Archbishop Mitchell T. Rozanski offered his support for victims of the shooting in a statement Oct. 24.

“Once again people in our city have experienced the tragic loss of lives and the trauma of a school shooting. I am holding our neighbors in the Central Visual & Performing Arts High School community in my prayers,” he wrote

“It is a sad irony that this tragedy comes the day before the multi-denominational Vigil to Save Children’s Lives and Interfaith Gun Safety Initiative launch,” he continued. “I urge all people of good will to join together in prayer for everyone affected by today’s shooting, and for divine guidance as we continue as a community to seek ways of addressing the dual crises of mental health and violence.”

Father John Vien prayed at the prayer service at St. Margaret of Scotland Church in St. Louis Oct. 24.
Photo Credit: Sid Hastings
Alexzandria Bell, a 15-year-old sophomore, and Jean Kuczka, a health and physical education teacher, were killed in the shooting.

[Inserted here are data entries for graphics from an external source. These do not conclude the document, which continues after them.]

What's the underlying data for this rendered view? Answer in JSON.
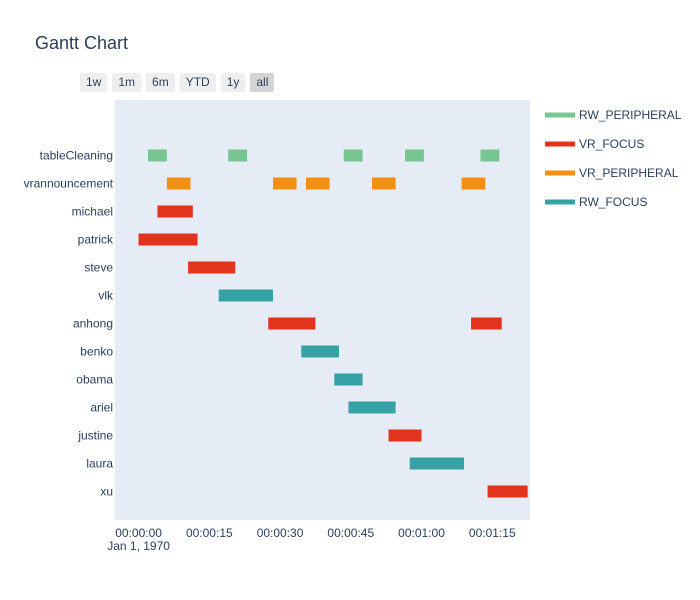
{
  "chart_data": {
    "type": "gantt",
    "title": "Gantt Chart",
    "range_buttons": [
      "1w",
      "1m",
      "6m",
      "YTD",
      "1y",
      "all"
    ],
    "active_range": "all",
    "x_unit": "seconds",
    "xlim": [
      -5,
      83
    ],
    "x_ticks": [
      {
        "value": 0,
        "label": "00:00:00",
        "sublabel": "Jan 1, 1970"
      },
      {
        "value": 15,
        "label": "00:00:15",
        "sublabel": ""
      },
      {
        "value": 30,
        "label": "00:00:30",
        "sublabel": ""
      },
      {
        "value": 45,
        "label": "00:00:45",
        "sublabel": ""
      },
      {
        "value": 60,
        "label": "00:01:00",
        "sublabel": ""
      },
      {
        "value": 75,
        "label": "00:01:15",
        "sublabel": ""
      }
    ],
    "categories": [
      "tableCleaning",
      "vrannouncement",
      "michael",
      "patrick",
      "steve",
      "vlk",
      "anhong",
      "benko",
      "obama",
      "ariel",
      "justine",
      "laura",
      "xu"
    ],
    "series": [
      {
        "name": "RW_PERIPHERAL",
        "color": "#77c591",
        "tasks": [
          {
            "row": "tableCleaning",
            "start": 2.0,
            "end": 6.0
          },
          {
            "row": "tableCleaning",
            "start": 19.0,
            "end": 23.0
          },
          {
            "row": "tableCleaning",
            "start": 43.5,
            "end": 47.5
          },
          {
            "row": "tableCleaning",
            "start": 56.5,
            "end": 60.5
          },
          {
            "row": "tableCleaning",
            "start": 72.5,
            "end": 76.5
          }
        ]
      },
      {
        "name": "VR_FOCUS",
        "color": "#e2341d",
        "tasks": [
          {
            "row": "michael",
            "start": 4.0,
            "end": 11.5
          },
          {
            "row": "patrick",
            "start": 0.0,
            "end": 12.5
          },
          {
            "row": "steve",
            "start": 10.5,
            "end": 20.5
          },
          {
            "row": "anhong",
            "start": 27.5,
            "end": 37.5
          },
          {
            "row": "anhong",
            "start": 70.5,
            "end": 77.0
          },
          {
            "row": "justine",
            "start": 53.0,
            "end": 60.0
          },
          {
            "row": "xu",
            "start": 74.0,
            "end": 82.5
          }
        ]
      },
      {
        "name": "VR_PERIPHERAL",
        "color": "#f39013",
        "tasks": [
          {
            "row": "vrannouncement",
            "start": 6.0,
            "end": 11.0
          },
          {
            "row": "vrannouncement",
            "start": 28.5,
            "end": 33.5
          },
          {
            "row": "vrannouncement",
            "start": 35.5,
            "end": 40.5
          },
          {
            "row": "vrannouncement",
            "start": 49.5,
            "end": 54.5
          },
          {
            "row": "vrannouncement",
            "start": 68.5,
            "end": 73.5
          }
        ]
      },
      {
        "name": "RW_FOCUS",
        "color": "#37a2a5",
        "tasks": [
          {
            "row": "vlk",
            "start": 17.0,
            "end": 28.5
          },
          {
            "row": "benko",
            "start": 34.5,
            "end": 42.5
          },
          {
            "row": "obama",
            "start": 41.5,
            "end": 47.5
          },
          {
            "row": "ariel",
            "start": 44.5,
            "end": 54.5
          },
          {
            "row": "laura",
            "start": 57.5,
            "end": 69.0
          }
        ]
      }
    ],
    "legend_order": [
      "RW_PERIPHERAL",
      "VR_FOCUS",
      "VR_PERIPHERAL",
      "RW_FOCUS"
    ],
    "legend_position": "right",
    "grid": false,
    "plot_background": "#e5ecf6"
  }
}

Kuczka, 61, began her teaching career at Seven Holy Founders School in south St. Louis County. She taught there for 16 years before moving to Carr Lane in 2002 and Central Visual & Performing Arts in 2008.

“I believe every child is a unique human being and deserves a chance to learn,” Kuczka wrote in a teacher message on the St. Louis Public Schools website.

Seven other students were taken to hospitals with injuries. Four had gunshot wounds: two in the leg, one in the arm and one in the hands and jaw. Two student had abrasions to the face and one had a fractured ankle.

Interim Commissioner of the St. Louis Metropolitan Police Department Lt. Col. Michael Sack said authorities responded to the school within minutes of reports of the shooting and entered an area where they heard gunfire and killed the suspect. Police identified the suspect as Orlando Harris, a 19-year-old who graduated from Central Visual & Performing Arts High School last year.

Harris was employed at Cardinal Ritter Senior Services. “Our hearts and prayers go out to anyone who was impacted by the senseless violence at Central Visual & Performing Arts High School,” Cardinal Ritter Senior Services CEO Chris Baechle said. “Cardinal Ritter Senior Services has provided and will continue to provide full cooperation with local law enforcement to offer whatever assistance we can with this terrible situation”

The victims of the subsequent trauma are more than the injured and the dead, Sack said. They extend to the students who escaped, officers and other first responders who saw the carnage, he said.